Some may question the value of a detailed, prospective study of co-morbidity. We know that malnutrition worsens the risk of pneumonia and diarrhoea. It might be useful to quantify this risk at community level, but is it likely to alter strategies for prevention or case management? Predicting the overall impact of the removal of one disease from the community, including co-morbidities, will help in the prediction of the impact of intervention strategies, but as the experience with insecticide impregnated bed nets has shown, it is only in the context of a trial that the impact of a specific intervention can be measured with any accuracy.13 The true reasons for proceeding with this sort of research are more profound. Our understanding of the causes of illness and death in children in developing countries is truly rudimentary. Although global mortality in children <5 years of age exceeds 10 million deaths per year, our understanding of the causes of those deaths is limited to extrapolation from hospital-based studies, interpretation of structured interviews with the families of the dead children, or in some cases interpretation of specific, field based interventions.14 A much greater effort in this area should see more detailed investigation of deaths, covering both co-morbidity of pathological conditions, and the co-existence of specific social, economic, and geographic factors with cause of death. Perhaps specific interventions aimed at the prevention of malnutrition will have a major impact on mortality from pneumonia and diarrhoeal disease. Perhaps they will also have an impact on malaria. In its obsession with the application of technological solutions to complex social and economic problems, the international community has developed targeted approaches to control acute respiratory infections and diarrhoea, and is now promoting vaccines against the specific aetiological agents responsible for ARI and diarrhoea.
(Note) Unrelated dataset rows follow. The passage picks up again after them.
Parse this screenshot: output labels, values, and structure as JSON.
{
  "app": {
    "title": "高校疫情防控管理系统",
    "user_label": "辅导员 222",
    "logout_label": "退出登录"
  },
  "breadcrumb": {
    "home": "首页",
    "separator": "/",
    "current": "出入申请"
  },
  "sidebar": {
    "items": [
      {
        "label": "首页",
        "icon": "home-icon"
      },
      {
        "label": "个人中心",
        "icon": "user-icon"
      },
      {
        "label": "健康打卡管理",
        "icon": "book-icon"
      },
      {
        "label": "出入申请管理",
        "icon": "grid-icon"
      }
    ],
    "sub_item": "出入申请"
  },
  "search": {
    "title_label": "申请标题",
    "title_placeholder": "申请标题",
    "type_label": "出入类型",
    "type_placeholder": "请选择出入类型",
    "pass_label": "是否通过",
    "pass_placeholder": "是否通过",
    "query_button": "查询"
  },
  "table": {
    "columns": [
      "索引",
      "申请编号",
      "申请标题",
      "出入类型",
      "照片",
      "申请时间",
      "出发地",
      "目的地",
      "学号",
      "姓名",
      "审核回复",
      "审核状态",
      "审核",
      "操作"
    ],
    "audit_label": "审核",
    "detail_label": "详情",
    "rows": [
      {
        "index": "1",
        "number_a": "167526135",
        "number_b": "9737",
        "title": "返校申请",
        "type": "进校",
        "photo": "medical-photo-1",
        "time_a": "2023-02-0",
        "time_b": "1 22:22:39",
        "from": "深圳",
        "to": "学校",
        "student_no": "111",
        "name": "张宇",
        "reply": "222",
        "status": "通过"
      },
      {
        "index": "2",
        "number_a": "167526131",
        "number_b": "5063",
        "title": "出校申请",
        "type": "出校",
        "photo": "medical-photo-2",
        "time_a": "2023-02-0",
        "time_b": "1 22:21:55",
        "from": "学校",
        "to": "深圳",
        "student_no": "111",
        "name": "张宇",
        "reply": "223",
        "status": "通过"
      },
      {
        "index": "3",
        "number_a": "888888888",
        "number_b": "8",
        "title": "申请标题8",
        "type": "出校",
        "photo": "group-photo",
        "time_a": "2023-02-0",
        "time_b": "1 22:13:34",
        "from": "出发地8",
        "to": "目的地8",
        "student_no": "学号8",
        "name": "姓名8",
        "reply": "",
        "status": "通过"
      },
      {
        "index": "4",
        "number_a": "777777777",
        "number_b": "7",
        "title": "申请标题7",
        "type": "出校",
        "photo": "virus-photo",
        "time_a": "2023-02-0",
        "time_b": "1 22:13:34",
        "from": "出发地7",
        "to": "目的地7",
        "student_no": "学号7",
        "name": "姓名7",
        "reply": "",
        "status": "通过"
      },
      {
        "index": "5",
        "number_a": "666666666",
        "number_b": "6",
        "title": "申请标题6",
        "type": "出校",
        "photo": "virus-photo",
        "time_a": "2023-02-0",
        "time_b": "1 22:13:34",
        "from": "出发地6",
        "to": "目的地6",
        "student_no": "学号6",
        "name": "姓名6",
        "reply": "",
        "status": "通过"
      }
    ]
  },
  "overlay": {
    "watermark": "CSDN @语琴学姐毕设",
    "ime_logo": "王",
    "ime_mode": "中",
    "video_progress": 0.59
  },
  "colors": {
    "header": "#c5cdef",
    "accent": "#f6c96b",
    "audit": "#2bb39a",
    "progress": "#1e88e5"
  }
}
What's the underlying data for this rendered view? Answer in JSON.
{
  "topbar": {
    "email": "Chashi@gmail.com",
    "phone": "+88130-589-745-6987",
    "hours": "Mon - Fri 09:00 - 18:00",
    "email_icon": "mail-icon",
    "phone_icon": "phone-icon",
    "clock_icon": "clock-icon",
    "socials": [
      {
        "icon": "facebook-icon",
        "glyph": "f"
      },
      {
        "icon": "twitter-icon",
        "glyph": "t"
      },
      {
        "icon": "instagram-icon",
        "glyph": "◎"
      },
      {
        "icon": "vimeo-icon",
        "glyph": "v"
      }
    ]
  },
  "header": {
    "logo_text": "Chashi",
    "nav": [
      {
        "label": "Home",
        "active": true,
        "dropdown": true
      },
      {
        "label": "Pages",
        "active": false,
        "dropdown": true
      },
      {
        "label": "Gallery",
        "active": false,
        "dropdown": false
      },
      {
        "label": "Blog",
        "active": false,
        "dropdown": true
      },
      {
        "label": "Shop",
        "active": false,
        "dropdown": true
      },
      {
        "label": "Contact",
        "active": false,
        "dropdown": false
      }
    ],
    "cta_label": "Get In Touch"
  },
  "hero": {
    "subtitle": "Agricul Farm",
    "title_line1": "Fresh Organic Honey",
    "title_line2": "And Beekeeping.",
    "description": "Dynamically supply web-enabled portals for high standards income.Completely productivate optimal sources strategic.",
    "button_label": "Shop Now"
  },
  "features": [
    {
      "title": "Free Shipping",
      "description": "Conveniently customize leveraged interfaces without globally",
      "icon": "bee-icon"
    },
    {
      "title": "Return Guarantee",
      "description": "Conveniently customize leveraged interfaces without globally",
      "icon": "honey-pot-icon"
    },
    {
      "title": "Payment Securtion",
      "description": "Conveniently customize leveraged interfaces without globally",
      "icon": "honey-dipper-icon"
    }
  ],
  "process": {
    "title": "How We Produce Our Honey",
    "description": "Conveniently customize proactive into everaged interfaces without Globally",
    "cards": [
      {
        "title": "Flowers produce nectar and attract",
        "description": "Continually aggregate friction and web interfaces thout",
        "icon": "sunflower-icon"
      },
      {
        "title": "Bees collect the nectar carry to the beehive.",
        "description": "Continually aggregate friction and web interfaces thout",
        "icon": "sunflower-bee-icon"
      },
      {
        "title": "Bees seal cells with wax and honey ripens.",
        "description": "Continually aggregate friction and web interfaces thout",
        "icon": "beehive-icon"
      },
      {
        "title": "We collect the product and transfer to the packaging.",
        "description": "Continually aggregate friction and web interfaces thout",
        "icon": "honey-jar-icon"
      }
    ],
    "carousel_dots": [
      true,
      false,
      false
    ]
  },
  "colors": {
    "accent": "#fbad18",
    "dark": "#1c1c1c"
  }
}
The fact that most deaths due to these causes are really the result of malnutrition and poverty seems to be conveniently forgotten.

The study by Fenn and colleagues should stimulate a range of studies, both retrospective and prospective. It should also stimulate more detailed studies of the epidemiology of child death in the community, by cause, and particular studies of important interactions, such as between malaria and pneumonia, as well as interactions between these conditions and other factors. Most importantly it should stimulate intervention studies that measure the impact of broad, community based nutritional interventions on child mortality by cause. That would lead to a better understanding of the conditions in question, their management and their prevention, and would show countries a way out of the relentless cycle of poverty, malnutrition and child mortality. For over 20 years the global health community has been wringing its hands over the issue of child death in the developing world, yet the research effort has been largely limited to small descriptive studies and trials of specific interventions. Incredibly this effort has declined substantially since 1990 (H Campbell, personal communication). The fact that the study by Fenn and colleagues is the first of its kind reflects this global scientific neglect, which persists to the present day.